The incubator is relying on a revenue stream from start-ups that go out of business as often as they survive. The entrepreneurs, in turn, have to give up a piece of their company before it is really even a company. This makes it harder for them to attract angel and venture investors down the line. These realities have been exacerbated by the economic meltdown.
“I’ve never seen a for-profit model in San Diego that has worked,” said Joe Panetta, the CEO of Biocom, the local biotech industry trade association. “And these days companies are coming and going out of business fast — you don’t know who is going to be there from one month to the next. Rory’s incubator takes that element out of it.”

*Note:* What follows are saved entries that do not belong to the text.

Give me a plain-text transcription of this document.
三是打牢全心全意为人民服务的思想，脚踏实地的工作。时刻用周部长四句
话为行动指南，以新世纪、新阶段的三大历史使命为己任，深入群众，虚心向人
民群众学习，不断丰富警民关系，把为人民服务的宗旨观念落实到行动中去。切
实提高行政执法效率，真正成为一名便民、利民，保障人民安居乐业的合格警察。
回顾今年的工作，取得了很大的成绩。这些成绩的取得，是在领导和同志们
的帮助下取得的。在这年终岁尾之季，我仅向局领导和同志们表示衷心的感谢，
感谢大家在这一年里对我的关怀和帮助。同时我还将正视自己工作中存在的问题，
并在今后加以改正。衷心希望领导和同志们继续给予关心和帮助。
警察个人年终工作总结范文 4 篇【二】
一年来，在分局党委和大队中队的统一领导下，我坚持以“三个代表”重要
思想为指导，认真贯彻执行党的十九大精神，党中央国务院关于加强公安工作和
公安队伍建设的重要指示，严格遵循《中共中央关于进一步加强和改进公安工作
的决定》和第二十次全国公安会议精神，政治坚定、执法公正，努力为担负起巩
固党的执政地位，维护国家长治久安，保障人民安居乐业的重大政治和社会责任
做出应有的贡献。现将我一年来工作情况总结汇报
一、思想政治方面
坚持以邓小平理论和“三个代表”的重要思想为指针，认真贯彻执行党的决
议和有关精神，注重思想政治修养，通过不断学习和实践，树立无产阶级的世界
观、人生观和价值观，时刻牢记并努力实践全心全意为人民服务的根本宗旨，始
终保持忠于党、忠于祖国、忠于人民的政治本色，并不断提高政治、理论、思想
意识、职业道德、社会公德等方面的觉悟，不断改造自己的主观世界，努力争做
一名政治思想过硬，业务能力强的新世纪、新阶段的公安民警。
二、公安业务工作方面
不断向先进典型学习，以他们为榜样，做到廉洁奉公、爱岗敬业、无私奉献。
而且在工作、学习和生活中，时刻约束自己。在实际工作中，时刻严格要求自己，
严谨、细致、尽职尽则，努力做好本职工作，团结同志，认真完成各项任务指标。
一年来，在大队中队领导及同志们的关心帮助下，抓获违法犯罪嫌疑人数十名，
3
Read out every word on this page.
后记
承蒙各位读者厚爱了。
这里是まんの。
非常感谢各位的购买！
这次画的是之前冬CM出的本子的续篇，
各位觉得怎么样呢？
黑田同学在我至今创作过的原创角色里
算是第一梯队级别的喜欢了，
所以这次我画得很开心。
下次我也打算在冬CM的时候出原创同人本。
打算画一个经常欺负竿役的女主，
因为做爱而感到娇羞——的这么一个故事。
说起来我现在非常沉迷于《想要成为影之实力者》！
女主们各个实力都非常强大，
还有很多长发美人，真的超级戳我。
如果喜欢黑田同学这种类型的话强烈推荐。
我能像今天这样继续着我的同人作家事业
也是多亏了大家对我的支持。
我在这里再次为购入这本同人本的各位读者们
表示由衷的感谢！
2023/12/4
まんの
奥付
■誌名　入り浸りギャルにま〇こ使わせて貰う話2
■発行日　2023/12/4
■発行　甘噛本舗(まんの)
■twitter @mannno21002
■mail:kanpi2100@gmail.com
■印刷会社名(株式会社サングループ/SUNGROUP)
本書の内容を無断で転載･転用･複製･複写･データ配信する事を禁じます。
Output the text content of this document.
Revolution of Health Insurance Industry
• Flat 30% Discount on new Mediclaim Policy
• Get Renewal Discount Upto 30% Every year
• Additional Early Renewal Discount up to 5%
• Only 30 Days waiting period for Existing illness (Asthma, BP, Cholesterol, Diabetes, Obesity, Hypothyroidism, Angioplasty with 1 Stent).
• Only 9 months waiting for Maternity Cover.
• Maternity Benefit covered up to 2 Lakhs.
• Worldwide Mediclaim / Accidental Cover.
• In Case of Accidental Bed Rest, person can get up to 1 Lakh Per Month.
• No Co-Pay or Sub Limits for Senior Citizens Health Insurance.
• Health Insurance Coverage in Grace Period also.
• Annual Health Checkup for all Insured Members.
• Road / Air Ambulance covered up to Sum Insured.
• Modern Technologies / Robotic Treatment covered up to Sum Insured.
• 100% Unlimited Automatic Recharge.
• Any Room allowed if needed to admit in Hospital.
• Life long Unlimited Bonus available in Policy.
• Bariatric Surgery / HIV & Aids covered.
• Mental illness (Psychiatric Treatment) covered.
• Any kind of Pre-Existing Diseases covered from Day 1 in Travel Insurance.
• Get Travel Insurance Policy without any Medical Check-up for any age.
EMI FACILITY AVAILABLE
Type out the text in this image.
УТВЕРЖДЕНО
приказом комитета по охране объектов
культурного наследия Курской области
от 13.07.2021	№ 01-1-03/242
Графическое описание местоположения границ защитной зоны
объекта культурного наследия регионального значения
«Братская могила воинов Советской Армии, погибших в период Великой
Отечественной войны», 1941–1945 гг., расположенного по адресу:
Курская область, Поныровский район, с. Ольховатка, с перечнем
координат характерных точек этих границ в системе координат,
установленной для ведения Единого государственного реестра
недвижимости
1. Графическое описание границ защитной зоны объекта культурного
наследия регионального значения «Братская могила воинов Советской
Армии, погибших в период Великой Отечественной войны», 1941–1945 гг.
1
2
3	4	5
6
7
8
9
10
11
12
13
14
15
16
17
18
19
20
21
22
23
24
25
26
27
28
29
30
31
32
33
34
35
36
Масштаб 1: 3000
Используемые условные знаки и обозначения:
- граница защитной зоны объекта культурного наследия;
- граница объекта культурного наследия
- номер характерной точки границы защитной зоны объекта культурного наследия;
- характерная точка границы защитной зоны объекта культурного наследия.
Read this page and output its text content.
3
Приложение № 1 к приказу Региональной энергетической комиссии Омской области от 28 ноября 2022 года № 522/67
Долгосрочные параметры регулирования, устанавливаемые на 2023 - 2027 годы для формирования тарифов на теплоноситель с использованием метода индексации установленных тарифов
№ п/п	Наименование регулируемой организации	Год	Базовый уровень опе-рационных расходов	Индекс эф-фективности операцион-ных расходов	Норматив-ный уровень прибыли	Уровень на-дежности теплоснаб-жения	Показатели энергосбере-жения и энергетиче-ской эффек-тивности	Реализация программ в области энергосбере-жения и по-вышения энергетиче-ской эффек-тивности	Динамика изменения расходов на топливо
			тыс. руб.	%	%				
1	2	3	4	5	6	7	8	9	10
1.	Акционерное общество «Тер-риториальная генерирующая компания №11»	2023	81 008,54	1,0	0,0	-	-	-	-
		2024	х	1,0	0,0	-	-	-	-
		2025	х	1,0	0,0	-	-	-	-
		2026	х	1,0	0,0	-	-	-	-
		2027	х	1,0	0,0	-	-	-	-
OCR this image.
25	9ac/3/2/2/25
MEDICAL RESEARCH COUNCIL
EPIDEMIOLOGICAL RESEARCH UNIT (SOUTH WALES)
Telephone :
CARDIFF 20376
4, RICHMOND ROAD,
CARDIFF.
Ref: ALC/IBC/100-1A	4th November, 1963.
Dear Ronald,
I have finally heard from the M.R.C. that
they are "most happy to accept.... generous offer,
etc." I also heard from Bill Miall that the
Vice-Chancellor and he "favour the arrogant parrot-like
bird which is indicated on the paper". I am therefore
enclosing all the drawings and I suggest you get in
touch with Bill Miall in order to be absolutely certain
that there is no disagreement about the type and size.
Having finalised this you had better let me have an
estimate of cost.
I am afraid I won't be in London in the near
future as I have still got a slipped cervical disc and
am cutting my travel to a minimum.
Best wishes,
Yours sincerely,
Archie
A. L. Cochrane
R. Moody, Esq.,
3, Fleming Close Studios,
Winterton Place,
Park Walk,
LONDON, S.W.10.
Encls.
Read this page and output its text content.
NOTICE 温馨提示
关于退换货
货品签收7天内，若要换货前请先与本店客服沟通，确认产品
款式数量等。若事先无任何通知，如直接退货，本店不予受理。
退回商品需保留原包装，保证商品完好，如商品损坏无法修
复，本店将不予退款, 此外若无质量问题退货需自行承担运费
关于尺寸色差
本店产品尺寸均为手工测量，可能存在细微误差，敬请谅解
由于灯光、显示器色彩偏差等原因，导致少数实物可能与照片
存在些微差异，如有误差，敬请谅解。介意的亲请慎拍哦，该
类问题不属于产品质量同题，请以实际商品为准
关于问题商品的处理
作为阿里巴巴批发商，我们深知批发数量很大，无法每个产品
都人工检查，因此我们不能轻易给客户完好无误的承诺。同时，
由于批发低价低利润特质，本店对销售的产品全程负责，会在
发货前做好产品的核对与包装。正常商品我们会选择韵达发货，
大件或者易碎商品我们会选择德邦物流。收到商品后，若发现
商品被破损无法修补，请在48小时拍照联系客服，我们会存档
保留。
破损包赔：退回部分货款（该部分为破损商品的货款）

In June, Medipacs, a tiny medical device company dually based in San Diego and Tucson, had reached that scary juncture that all successful start-ups eventually face, the time when they have to move out of the proverbial garage and into the real world.
Company CEO Mark McWilliams was in the process of looking for space to lease and contemplating all the administrative tasks — like buying computers and setting up a phone system — that were in his immediate future. He wasn’t looking forward to it.
It meant that he wouldn’t be able to focus on the company’s product — a wireless medication pump that is roughly the size of an iPhone. The Medipacs product could end up, in many instances, taking the place of syringes and intravenous bags and cut down significantly on medication errors, McWilliams said.
But the company still has a ways to go before the product is ready to be marketed commercially. So when a friend gave him the heads up on EvoNexus just days before the application deadline, it was like a “lightning bolt from heaven,” McWilliams said.
“We’d already decided that we weren’t interested in a for-profit incubator,” he said. “It can be a disaster zone. The entrepreneur is looking for help. The incubator says they are giving help. But if the incubator doesn’t provide value, you are paying stock and getting nothing for it.”
The real value of the incubator to McWilliams is not so much the free rent — although he is glad to take it — but for the EvoNexus-provided mentors in the world of wireless technology. Through them he will learn now about the technology that will be available to the company when it is manufacturing the pumps in a couple years.
And the value of Medipacs to EvoNexus is that it takes full advantage of all the free expertise and remembers where it came from. “Our success will be measured by our graduates,” Moore said.